Maybe you’ve heard about the Dutch football coach Louis van Gaal, who’s maybe even more famous for his weird use of English than his coaching talents. Especially when it comes to proverbs, much can go wrong. Translating literally is often not the way to go, but it’s exactly what van Gaal does. This results in funny ‘sayings’ that don’t make any sense in English, like the title of this blog. What he meant is that playing against Chelsea was something quite different from what his team was used to: a ‘different kettle of fish’, or a ‘horse of a different colour’. Which in turn wouldn’t make any sense if you translated them literally into Dutch…
In order for you not to make any silly mistakes of this kind (even though it can be quite funny to mix up your proverbs), we collected a handful of quite common proverbs in Dutch and their English translations and equivalents.
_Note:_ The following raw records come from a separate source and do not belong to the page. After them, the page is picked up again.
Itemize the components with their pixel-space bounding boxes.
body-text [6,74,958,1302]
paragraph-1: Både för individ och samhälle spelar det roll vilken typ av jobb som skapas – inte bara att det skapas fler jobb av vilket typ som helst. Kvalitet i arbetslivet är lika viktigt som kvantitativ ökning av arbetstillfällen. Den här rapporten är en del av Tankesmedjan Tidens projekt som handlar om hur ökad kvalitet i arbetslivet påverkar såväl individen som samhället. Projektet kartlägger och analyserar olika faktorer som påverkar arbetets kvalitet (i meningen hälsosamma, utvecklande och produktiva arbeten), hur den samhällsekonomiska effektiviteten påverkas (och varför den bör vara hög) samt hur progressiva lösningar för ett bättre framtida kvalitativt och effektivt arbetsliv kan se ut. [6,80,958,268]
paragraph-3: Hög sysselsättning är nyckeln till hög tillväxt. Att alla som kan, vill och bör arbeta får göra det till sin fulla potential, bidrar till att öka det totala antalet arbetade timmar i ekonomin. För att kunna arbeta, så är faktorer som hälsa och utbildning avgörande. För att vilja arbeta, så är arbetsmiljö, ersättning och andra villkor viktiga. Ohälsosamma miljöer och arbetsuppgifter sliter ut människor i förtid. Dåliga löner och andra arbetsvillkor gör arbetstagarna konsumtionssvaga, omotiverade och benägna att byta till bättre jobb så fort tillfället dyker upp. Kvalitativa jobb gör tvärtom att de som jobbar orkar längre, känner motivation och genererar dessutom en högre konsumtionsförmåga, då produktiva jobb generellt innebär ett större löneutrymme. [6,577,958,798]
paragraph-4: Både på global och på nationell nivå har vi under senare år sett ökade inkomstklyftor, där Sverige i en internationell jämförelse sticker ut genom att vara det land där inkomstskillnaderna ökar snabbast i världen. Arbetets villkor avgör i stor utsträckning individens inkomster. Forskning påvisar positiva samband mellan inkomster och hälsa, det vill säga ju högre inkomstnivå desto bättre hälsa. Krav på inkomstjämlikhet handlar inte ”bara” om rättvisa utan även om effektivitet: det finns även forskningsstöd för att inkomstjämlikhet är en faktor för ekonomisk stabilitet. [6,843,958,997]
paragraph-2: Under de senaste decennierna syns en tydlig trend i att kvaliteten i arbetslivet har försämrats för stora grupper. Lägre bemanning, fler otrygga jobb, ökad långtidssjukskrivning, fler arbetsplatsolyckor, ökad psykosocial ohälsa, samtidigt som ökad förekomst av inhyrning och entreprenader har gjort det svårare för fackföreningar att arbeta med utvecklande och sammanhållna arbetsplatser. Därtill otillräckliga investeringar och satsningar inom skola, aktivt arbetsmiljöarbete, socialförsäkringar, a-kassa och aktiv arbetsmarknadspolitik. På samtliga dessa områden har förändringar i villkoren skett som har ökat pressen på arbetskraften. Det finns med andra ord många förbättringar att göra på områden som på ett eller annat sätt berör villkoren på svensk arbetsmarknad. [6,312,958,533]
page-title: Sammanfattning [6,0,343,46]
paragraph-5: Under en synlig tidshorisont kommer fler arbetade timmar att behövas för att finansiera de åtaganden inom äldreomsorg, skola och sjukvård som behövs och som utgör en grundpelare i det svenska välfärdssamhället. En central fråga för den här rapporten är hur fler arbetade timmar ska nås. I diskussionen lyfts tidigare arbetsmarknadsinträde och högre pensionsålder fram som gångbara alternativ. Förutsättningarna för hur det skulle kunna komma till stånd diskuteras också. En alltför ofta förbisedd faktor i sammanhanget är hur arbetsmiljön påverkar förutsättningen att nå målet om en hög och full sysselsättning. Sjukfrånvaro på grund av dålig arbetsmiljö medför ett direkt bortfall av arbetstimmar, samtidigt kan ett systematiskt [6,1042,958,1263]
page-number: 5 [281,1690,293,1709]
Learn them by heart and impress your Dutch friends!
Since bikes are at the very heart of Dutch culture, we’ll start with a proverb using this beloved way of transport: “Wat heb ik nou weer aan mijn fiets hangen?” As you can see by the question mark, it is indeed a question. Literally you say: ‘What’s that dangling from my bike?” Quite weird, right? You’d better use the English equivalent: “Hey, what’s all that?” (But the Dutch variant is cuter, right?)
If you’ve been lucky enough to find a job in Utrecht and you can get there without any weird items dangling from your bike, we most certainly hope that it won’t get you no dry bread. Come again? In case you’ve been as unlucky as getting a job that doesn’t pay enough ‘to keep body and soul together’, in Dutch you say: “Het levert geen droog brood op.” Literally this means that it doesn’t even get you dry bread or, as the Americans say: “It doesn’t pay beans!”
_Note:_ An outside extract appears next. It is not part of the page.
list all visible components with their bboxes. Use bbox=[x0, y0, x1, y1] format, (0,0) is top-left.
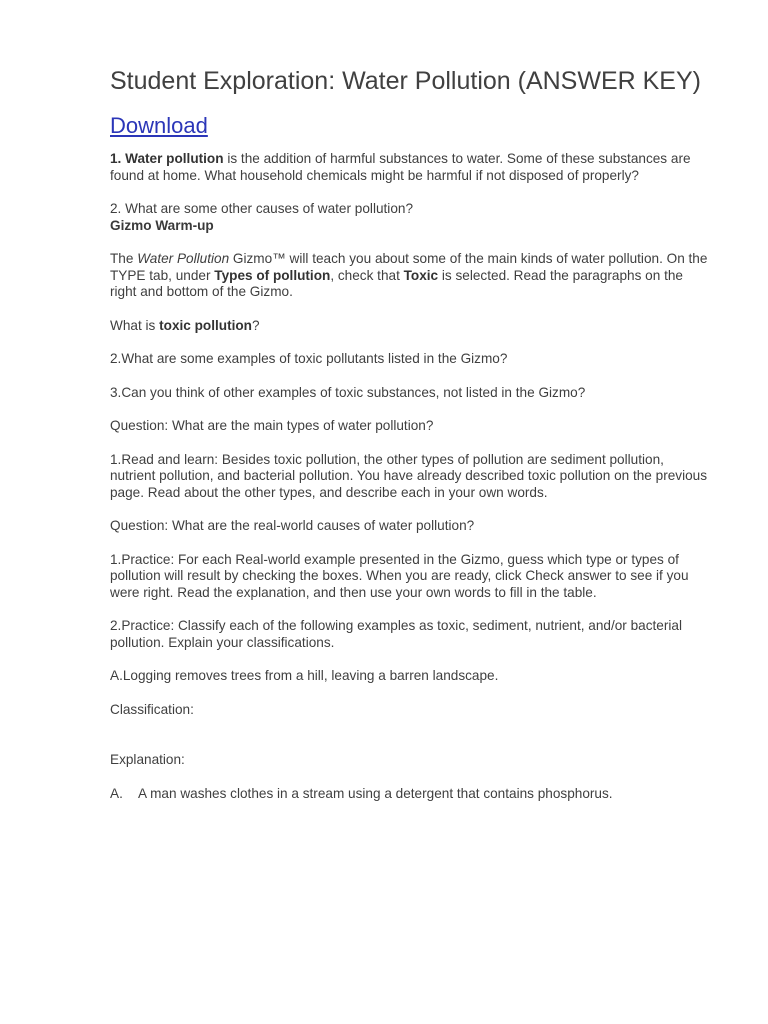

Talking about food, how about these? “Dat wordt brood met pindakaas”, or this beauty “Koken voor een weeshuis”. You may have heard of pindakaas, which means peanut butter. It goes well with… right: dry bread! “Dat wordt brood met pindakaas” is not officially a proverb, but it is figurative speech. When you’re running out of money but still have some time to go till your next pay check, you can say that you’re going to have to make sandwiches with peanut butter – as opposed to more fancy stuff like a piece of good old Gouda cheese with pear chutney, for instance (yummy!). Because peanut butter is quite cheap, this is a nice way of figuratively saying that you don’t have a lot of money at the moment.
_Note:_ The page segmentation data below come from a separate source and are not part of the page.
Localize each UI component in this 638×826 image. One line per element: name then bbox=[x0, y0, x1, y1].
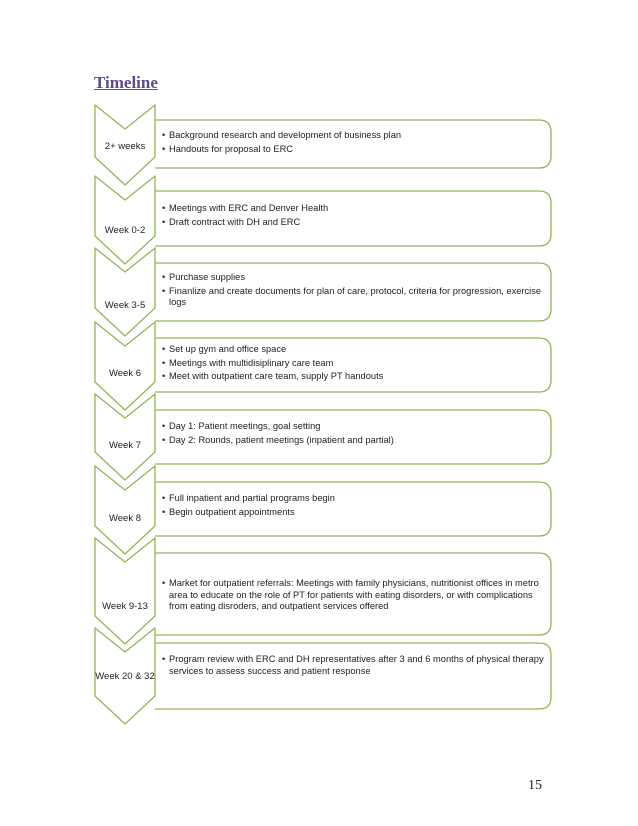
stage-detail-box bbox=[155, 338, 551, 392]
bullet-item: • Purchase supplies bbox=[162, 272, 545, 284]
timeline-chevron bbox=[95, 628, 155, 724]
stage-label: Week 7 bbox=[108, 440, 142, 451]
bullet-list bbox=[162, 130, 545, 157]
stage-detail-box bbox=[155, 553, 551, 635]
stage-label: Week 0-2 bbox=[104, 225, 146, 236]
bullet-item: • Program review with ERC and DH representatives after 3 and 6 months of physical therapy services to assess success and patient response bbox=[162, 654, 545, 677]
bullet-item: • Background research and development of business plan bbox=[162, 130, 545, 142]
bullet-list bbox=[162, 654, 545, 679]
bullet-item: • Day 2: Rounds, patient meetings (inpatient and partial) bbox=[162, 435, 545, 447]
bullet-item: • Begin outpatient appointments bbox=[162, 507, 545, 519]
bullet-item: • Meetings with ERC and Denver Health bbox=[162, 203, 545, 215]
bullet-item: • Day 1: Patient meetings, goal setting bbox=[162, 421, 545, 433]
stage-detail-box bbox=[155, 482, 551, 536]
stage-detail-box bbox=[155, 410, 551, 464]
stage-detail-box bbox=[155, 643, 551, 709]
bullet-list bbox=[162, 493, 545, 520]
bullet-item: • Handouts for proposal to ERC bbox=[162, 144, 545, 156]
bullet-item: • Meet with outpatient care team, supply PT handouts bbox=[162, 371, 545, 383]
stage-detail-box bbox=[155, 120, 551, 168]
bullet-item: • Draft contract with DH and ERC bbox=[162, 217, 545, 229]
stage-detail-box bbox=[155, 191, 551, 246]
bullet-item: • Set up gym and office space bbox=[162, 344, 545, 356]
stage-label: Week 20 & 32 bbox=[95, 671, 155, 682]
bullet-list bbox=[162, 203, 545, 230]
bullet-list bbox=[162, 272, 545, 311]
stage-label: Week 6 bbox=[108, 368, 142, 379]
stage-label: Week 3-5 bbox=[104, 300, 146, 311]
page-title: Timeline bbox=[94, 73, 158, 92]
bullet-item: • Finanlize and create documents for plan of care, protocol, criteria for progression, exercise logs bbox=[162, 286, 545, 309]
bullet-item: • Market for outpatient referrals: Meetings with family physicians, nutritionist offices in metro area to educate on the role of PT for patients with eating disorders, or with complications from eating disroders, and outpatient services offered bbox=[162, 578, 545, 613]
bullet-item: • Meetings with multidisiplinary care team bbox=[162, 358, 545, 370]
bullet-list bbox=[162, 578, 545, 615]
timeline-chevron bbox=[95, 105, 155, 185]
bullet-list bbox=[162, 421, 545, 448]
page-number: 15 bbox=[528, 778, 542, 793]
stage-label: Week 8 bbox=[108, 513, 142, 524]
stage-label: 2+ weeks bbox=[104, 141, 146, 152]
bullet-item: • Full inpatient and partial programs begin bbox=[162, 493, 545, 505]
stage-detail-box bbox=[155, 263, 551, 321]
stage-label: Week 9-13 bbox=[102, 601, 148, 612]
bullet-list bbox=[162, 344, 545, 385]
On the contrary, if all is well and you have plenty of money to buy big amounts of food and you cook it all at the same time, you can say: “Koken voor een weeshuis.” This means ‘to cook for an orphanage’. The meaning of this should be rather clear, but in correct English you may want to use army instead. Assuming you don’t have an army at home to feed, hopefully there’ll be someone who’s got “berehonger”: who ‘feels like he can eat a horse’. And in case that shouldn’t be enough, you can always bake some (different) cookies!